Notions, textes et documents étudiés avant cette synthèse :

  • Définition du genre romanesque ; le roman dans l’Antiquité ; Pétrone et le Satyricon (sources, caractéristiques, étude du titre).
  • La domus romaine ; l’atrium (description et fonctions) ; le triclinium ; la cena ; l’origine des esclaves romains ; tableau de G. Boulanger, Le Marché aux esclaves ; définition de libertus (affranchi).
  • Pétrone, Satyricon, chap. 29, l’atrium de Trimalcion + prolongements (chap. 27, « Trimalcion aux bains » ; chap. 32 - 33, « Trimalcion arrive en retard à son propre banquet ! » ; Virgile, Énéide, « Entrée d’Énée dans le palais de Didon » ; Juvénal, Satires, I, v. 24-30 et III, v. 62-68 : « Vision des affranchis par un poète latin de l’époque impériale »).
  • Satyricon, chap. 49-50 « Un plat-surprise » + prolongements (thème du banquet dans la littérature grecque : résumé du Banquet de Platon ; thème du repas ridicule dans la littérature : extrait d’Horace, Satires, II, 8.
  • Satyricon, chap. 57 « Un personnage en colère » + prolongements (chap. 75 - 77, « In vino veritas »).

 

I. Réalisme des deux œuvres dans la représentation des affranchis :

Pétrone et Juvénal présentent une vision réaliste des affranchis, qui reflète la réalité romaine sous l’Empire. Il existe à Rome une possibilité juridique de passer de la condition d’esclave (servus, servi, m.) à celle de citoyen (civis, civis, m.) par l’affranchissement (voir corrigé du travail de recherche pour l’étude des chap. 27 et 29). Cependant l’esclave affranchi (libertus, liberti, n.) ne possède pas tous les droits des citoyens de naissance (il ne bénéficie pas d’une citoyenneté complète). Cet affranchissement pouvait avoir lieu lors d’une cérémonie, la manumissio, lors de laquelle l’ancien esclave était coiffé d’un bonnet d’affranchi.
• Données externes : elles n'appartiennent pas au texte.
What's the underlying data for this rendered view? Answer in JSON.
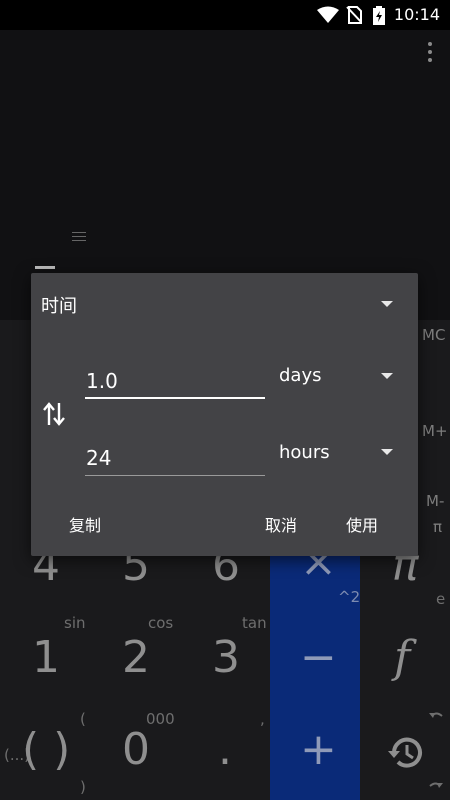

Lexique et prolongements :

 

Libertus, liberti, m. : l’affranchi
Libertinus, libertini, m. : l’affranchi ou le fils  d’affranchi
Termes apparentés en français : libertin, libertinage
Un « libertin » est une personne qui s’est affranchie des lois de la religion ou de la morale traditionnelle fondée sur la vertu. Les personnages de libertins dans Les Liaisons dangereuses de Laclos, par exemple, se caractérisent par leur hypocrisie, leur recherche du plaisir, leur absence de morale.
Pileus, pilei, n. : bonnet d’affranchi

Le bonnet d’affranchi symbolise l’affranchissement, la liberté :

- par ex. sur des monnaies romaines frappées par Brutus, l’un des assassins de César, et commémorant l’assassinat de ce dernier (Brutus se présentait donc comme le défenseur de la République romaine et de la liberté du peuple romain). Sur l’un de ces deniers, on peut voir l’inscription EID MAR (qui rappelle la date de l’assassinat de César, aux Ides de mars 44 av. J.-C.) et les symboles que représentent le pileus (au centre) et les poignards (César a été tué de multiples coups de poignard).
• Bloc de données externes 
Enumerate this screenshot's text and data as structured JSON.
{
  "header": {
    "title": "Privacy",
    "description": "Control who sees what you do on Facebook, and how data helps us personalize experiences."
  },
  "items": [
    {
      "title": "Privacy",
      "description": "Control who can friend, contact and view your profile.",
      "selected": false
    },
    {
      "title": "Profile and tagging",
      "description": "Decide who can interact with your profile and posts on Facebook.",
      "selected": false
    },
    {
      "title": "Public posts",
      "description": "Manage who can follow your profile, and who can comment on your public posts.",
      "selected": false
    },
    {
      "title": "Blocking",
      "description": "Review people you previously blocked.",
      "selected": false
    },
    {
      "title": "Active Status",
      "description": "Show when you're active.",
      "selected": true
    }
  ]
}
- par ex., lors de la Révolution française de 1789 et lors des révolutions suivantes, lorsque les révolutionnaires portaient le bonnet phrygien, couvre-chef d’origine asiatique ressemblant au pileus. Voir par ex. le tableau d’Eugène Delacroix, La Liberté guidant le peuple (tableau inspiré par la Révolution de Juillet, en 1830).
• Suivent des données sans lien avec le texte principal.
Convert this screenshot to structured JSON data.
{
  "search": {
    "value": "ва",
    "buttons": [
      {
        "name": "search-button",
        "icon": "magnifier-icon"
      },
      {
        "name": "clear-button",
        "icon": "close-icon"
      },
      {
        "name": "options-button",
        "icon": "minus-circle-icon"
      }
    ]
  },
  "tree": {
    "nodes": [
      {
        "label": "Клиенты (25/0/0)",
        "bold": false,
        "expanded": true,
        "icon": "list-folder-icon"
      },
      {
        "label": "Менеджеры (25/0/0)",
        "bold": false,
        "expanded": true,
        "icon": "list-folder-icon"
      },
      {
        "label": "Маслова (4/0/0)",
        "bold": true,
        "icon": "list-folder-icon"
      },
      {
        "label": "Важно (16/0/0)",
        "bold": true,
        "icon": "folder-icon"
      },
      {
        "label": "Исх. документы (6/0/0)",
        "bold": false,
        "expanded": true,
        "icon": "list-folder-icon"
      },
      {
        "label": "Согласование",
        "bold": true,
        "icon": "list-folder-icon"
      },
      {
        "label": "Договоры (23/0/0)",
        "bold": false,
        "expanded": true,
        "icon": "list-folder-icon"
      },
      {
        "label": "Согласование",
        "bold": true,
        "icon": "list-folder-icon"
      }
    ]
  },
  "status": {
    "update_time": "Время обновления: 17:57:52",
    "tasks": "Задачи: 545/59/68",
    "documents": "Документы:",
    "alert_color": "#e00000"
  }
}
De nos jours, le bonnet phrygien est encore le symbole de la liberté et de la République ; il est l’un des attributs de Marianne.

Certains affranchis pouvaient devenir très riches : c’est le cas de Trimalcion, qui a hérité de son maître une grosse somme d’argent, mais qui a de plus accru sa fortune en se lançant dans le commerce (cf. chap. 75 - 77). Sa domus, et notamment son atrium (sorte de « vitrine » présentée aux visiteurs) est pleine d’objets luxueux, de matériaux précieux ; sa tenue vestimentaire se caractérise également par le luxe des vêtements et des bijoux ; son banquet est fastueux, par la variété, l’aspect très recherché et la multiplicité des plats servis (cf. chap. 49 - 50). C’est le cas aussi de l’affranchi désigné par le nom « Crispinus », que décrit Juvénal dans ses Satires (I, v. 24-30 : cet affranchi exhibe de la pourpre et une bague portant une énorme pierre précieuse). Certains affranchis pouvaient aussi acquérir des terres, ce qui est un symbole d’honorabilité (Trimalcion est fier de ses domaines agricoles et de leurs productions).

Mais d’autres affranchis constituent ce que Juvénal considère comme la « lie » de la société romaine dans la Satire III (v. 62-68) qui vise tous les étrangers vivant à Rome, et notamment les affranchis. Dans la Cena Trimalchionis, le passé d’esclave de Trimalcion est évoqué avec réalisme, jusque dans les détails les plus sordides : Trimalcion raconte aux chap. 75 qu’il a servi de « mignon » à son maître pendant quatorze ans (situation dégradante, réservée aux jeunes esclaves, dont il s’est cependant « vengé » en devenant l’amant de sa maîtresse) ; cette situation a également été vécue par Herméros (chap. 47).

II. Quel regard les auteurs portent-ils sur les affranchis ?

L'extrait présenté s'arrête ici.